The most effective parenting for me was a concerned and loving parent spending time with me to explain where I went wrong, what alternatives might have been better and how concerned they were that I learn to avoid problems of my own making. They invested their time, energy and love in walking with me. Unfortunately, I was the child that had to learn all lessons for myself, at least twice. But still today their wise and kind counsel comes to mind when I have a challenge to address. And mostly I don’t remember those days when they were not on their best game which happens to us all. But the older I get the more I am convinced that Colossians 3:13 is dishing out solid advice when it says “bearing with one another and if one has a complaint against another, forgiving each other; as the Lord has forgiven you so you also must forgive.”
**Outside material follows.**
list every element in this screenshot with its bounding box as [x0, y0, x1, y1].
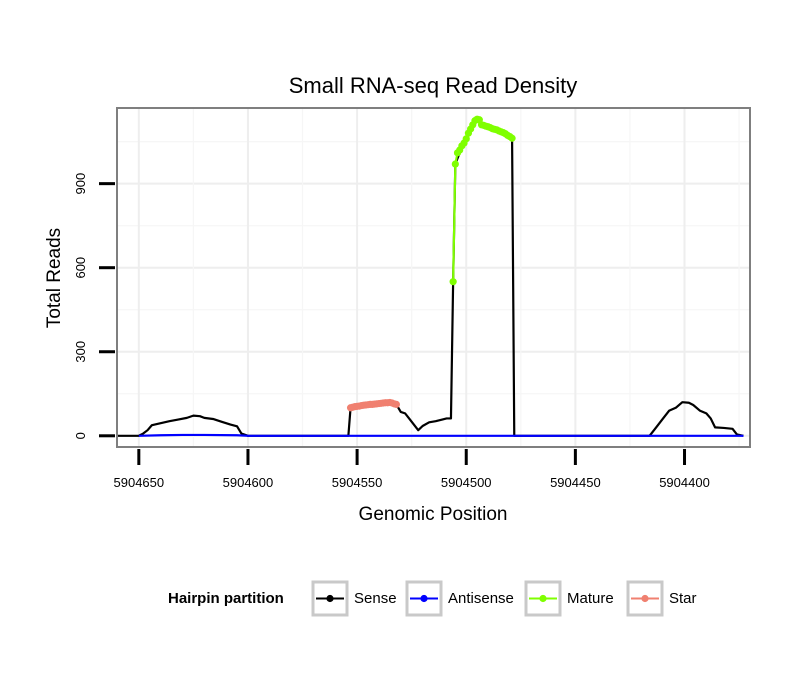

Now please don’t use this as an excuse to not deal with abusive or dangerous or illegal situations in your life. Don’t buy your abusive boyfriend or child a gun for their birthday. Don’t let people run money through your bank account. Don’t share private information with people who even might use it to abuse someone physically or financially. None of that is what we are talking about here.
This is about truly letting go of all the garbage attached to being wronged. You know, the fear it will happen again, the feeling stupid, the embarrassment, and even the self-righteous feeling of being better than someone else. We all deal with that, even if we don’t want to acknowledge it.
But God forgives, accepts, corrects, loves and restores us; that is an amazing, awe inspiring experience that teaches us, slowly and bit at a time how to share that with those who trample on our feelings or even cause us loss or pain. It is the beginning of a new paradigm: what is absolutely the most important thing for us? Too often it feels like the most important thing is to “get our own back” and protect ourselves and getting even. But all that takes energy better spent in freeing ourselves from all the garbage.